Implement Multi‑Head Attention and Nucleus (Top‑p) Sampling
Context
You are building core components used in Transformer-based language models. Implement multi-head attention (MHA) from scratch and nucleus (top-p) sampling. Assume a deep learning framework (e.g., PyTorch) is available. Clearly handle shapes, masking, and numerical stability.
Tasks
-
Multi‑Head Attention Implementation
-
Inputs:
-
Query Q, Key K, Value V: tensors of shape (batch_size, seq_len, d_model)
-
Number of heads h (assume d_model % h == 0)
-
Optional attention mask (broadcastable to attention scores shape)
-
Requirements:
-
Linear projections to head dimensions d_k = d_v = d_model / h
-
Scaled dot‑product attention with softmax
-
Support masking (e.g., padding or causal masks)
-
Apply dropout to attention weights
-
Concatenate heads and apply a final output projection
-
Output shape: (batch_size, seq_len, d_model)

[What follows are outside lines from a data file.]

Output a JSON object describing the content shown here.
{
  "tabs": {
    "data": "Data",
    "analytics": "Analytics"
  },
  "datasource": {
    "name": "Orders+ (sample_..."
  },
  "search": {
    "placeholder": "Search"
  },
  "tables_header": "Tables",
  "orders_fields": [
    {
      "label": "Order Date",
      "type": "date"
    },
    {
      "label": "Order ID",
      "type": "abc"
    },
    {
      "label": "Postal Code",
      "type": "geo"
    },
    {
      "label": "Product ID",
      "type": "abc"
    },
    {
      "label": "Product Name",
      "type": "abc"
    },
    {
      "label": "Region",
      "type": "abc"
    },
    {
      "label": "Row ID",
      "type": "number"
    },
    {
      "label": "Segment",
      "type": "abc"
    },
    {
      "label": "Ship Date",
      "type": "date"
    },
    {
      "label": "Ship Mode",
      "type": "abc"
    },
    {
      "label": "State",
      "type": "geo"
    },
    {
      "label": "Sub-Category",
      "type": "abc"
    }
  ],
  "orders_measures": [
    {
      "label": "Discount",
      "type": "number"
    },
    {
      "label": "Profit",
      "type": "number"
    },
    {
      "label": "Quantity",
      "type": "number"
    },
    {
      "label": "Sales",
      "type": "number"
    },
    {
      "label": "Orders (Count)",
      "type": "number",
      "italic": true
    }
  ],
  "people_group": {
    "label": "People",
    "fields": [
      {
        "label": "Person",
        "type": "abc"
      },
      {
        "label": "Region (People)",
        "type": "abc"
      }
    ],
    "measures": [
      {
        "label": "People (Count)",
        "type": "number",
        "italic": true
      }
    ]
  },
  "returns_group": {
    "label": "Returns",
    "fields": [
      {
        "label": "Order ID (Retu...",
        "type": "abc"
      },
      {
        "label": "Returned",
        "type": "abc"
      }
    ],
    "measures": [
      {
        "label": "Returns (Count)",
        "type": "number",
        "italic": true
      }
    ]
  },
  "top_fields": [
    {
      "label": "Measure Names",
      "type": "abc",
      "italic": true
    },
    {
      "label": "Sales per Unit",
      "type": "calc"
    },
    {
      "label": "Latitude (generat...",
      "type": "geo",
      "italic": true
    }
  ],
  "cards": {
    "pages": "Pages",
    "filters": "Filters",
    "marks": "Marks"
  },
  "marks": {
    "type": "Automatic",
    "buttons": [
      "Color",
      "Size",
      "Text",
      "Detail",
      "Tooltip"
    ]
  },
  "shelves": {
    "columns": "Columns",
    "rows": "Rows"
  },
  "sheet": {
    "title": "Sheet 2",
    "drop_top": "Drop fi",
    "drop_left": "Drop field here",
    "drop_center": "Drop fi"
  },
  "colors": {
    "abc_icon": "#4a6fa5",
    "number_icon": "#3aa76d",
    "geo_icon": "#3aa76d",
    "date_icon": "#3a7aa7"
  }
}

Follow‑up A: Why is the dot‑product attention scaled by sqrt(d_k)?
-
Nucleus (Top‑p) Sampling Implementation
-
Inputs:
-
Logits over a vocabulary (shape (vocab_size,) or (batch_size, vocab_size))
-
Threshold p in (0, 1]
-
Requirements:
-
Convert logits to probabilities
-
Select the smallest set of tokens whose cumulative probability ≥ p
-
Renormalize the selected probabilities
-
Sample the next token from this set
Follow‑up B: What are the advantages and disadvantages of top‑p sampling compared with top‑k sampling?